Mark and I love to travel and one of the things I like to do when we visit somewhere new (and he is a good sport about it) is to go on some type of food tour. It often is a full-blown walking tour. We walk all over town sampling food from a variety of shops and learn the history of the area. Other times we go to one place and learn about a specific food and its significance to the area. On our most recent vacation, we toured one of the oldest New England Grist Mills in the area.
A few weeks ago we took a vacation to Cape Cod. I grew up on the East Coast and traveled up the coast with my family but we had never visited Cape Cod. Many of my friends have spent time there and loved it so it has been on my list to visit for a while.
We went in the shoulder season, early October, to avoid the crowds and were hopeful we might get some good leaf-peeping in too!
If you have not been to “The Cape”, it is a long, narrow peninsula off Massachusets, south of Boston. It is technically an island due to a man-made canal. The “Lower Cape” is actually the top of the peninsula and where the first pilgrims landed when they arrived in America. The “Upper Cape” is closest to the mainland and is full of historic sites and quaint towns and villages.
There are many small towns scattered throughout the Cape – more than one quick trip allowed for seeing. We only had time to explore a few of them, but the highlights for us were Chatham (located in the elbow of the Cape), Sandwich, in the upper cape, and Truro, in between Provincetown and Chatham near the National Seashore.
We spent one day exploring Sandwich, Massachusetts in the “Upper Cape” and toured a couple of historic sites. The Dexter Grist Mill, one of the oldest mills in the US, was a highlight for me. This New England Grist Mill dates back to the 1640s and has gone through a number of reconstructions and renovations including a complete rebuild in the 1960s. The town of Sandwich purchased the building and land and restored the old mill as a way to help preserve the historic area of the town.
In the 1600s, the Grist Mill was the center of town.
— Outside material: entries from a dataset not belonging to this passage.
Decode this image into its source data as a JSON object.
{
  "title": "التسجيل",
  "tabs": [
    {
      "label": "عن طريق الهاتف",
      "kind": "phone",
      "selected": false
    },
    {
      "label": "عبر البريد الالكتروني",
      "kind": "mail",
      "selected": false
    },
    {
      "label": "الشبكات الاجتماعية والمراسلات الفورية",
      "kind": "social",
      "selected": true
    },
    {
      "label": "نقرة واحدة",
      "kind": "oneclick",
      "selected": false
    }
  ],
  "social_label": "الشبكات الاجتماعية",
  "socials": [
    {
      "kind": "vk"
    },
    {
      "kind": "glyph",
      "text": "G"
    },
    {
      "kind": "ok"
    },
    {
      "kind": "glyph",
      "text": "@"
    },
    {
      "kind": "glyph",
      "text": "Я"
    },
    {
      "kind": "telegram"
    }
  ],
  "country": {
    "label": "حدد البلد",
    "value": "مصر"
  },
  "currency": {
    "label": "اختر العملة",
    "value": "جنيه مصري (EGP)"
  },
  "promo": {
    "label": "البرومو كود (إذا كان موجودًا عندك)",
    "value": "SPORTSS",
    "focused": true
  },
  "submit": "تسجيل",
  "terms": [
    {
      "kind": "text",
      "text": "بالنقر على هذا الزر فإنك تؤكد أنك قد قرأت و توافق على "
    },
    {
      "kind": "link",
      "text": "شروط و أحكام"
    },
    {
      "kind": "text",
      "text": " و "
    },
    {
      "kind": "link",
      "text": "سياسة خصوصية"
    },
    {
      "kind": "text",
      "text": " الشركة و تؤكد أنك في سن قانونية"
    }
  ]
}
It was where everyone brought their corn to be milled into cornmeal for bread and cakes. Wheat flour wasn’t available to the settlers and the Indians taught them how to mill corn and cook with cornmeal.
Our tour guides described and demonstrated the full milling process. They even allowed us to get the wooden water wheel started and then go in and watch how the corn was ground into meal.
The wheel starts and the grindstones start moving. Corn is dumped into the hopper as the wheels are turning. It falls through the center and in between the grooved millstones. It slowly moves through the stones and the ground corn spills into the trough below, where it is bagged.
One thing our guide was very clear on is that cornmeal undergoes a grinding process, it is not milled. Milled cornmeal is very fine, almost like flour. The cornmeal that is ground here has much more texture. As it comes out of the grindstones, you can see it is really different from the cornmeal we are accustomed to.
The corn is ground into a pretty rough texture. You can still see the outer portion of the corn, the hull, and the germ remain. It’s grainy, not smooth.
It cooks very differently too, so the texture in the final product is a bit rougher. I made polenta using it, which we liked but it was not the smooth polenta we are used to. I also made cornbread with it and have to say it was the perfect accompaniment to Split Pea soup. Nice and hearty and I will definitely make it again!
If you travel to Cape Cod and need a break from the beach, this New England Grist Mill and Sandwich Massachusetts is a good way to spend the day. It’s entertaining for adults and children and you can take home a bag of freshly ground cornmeal to experiment with!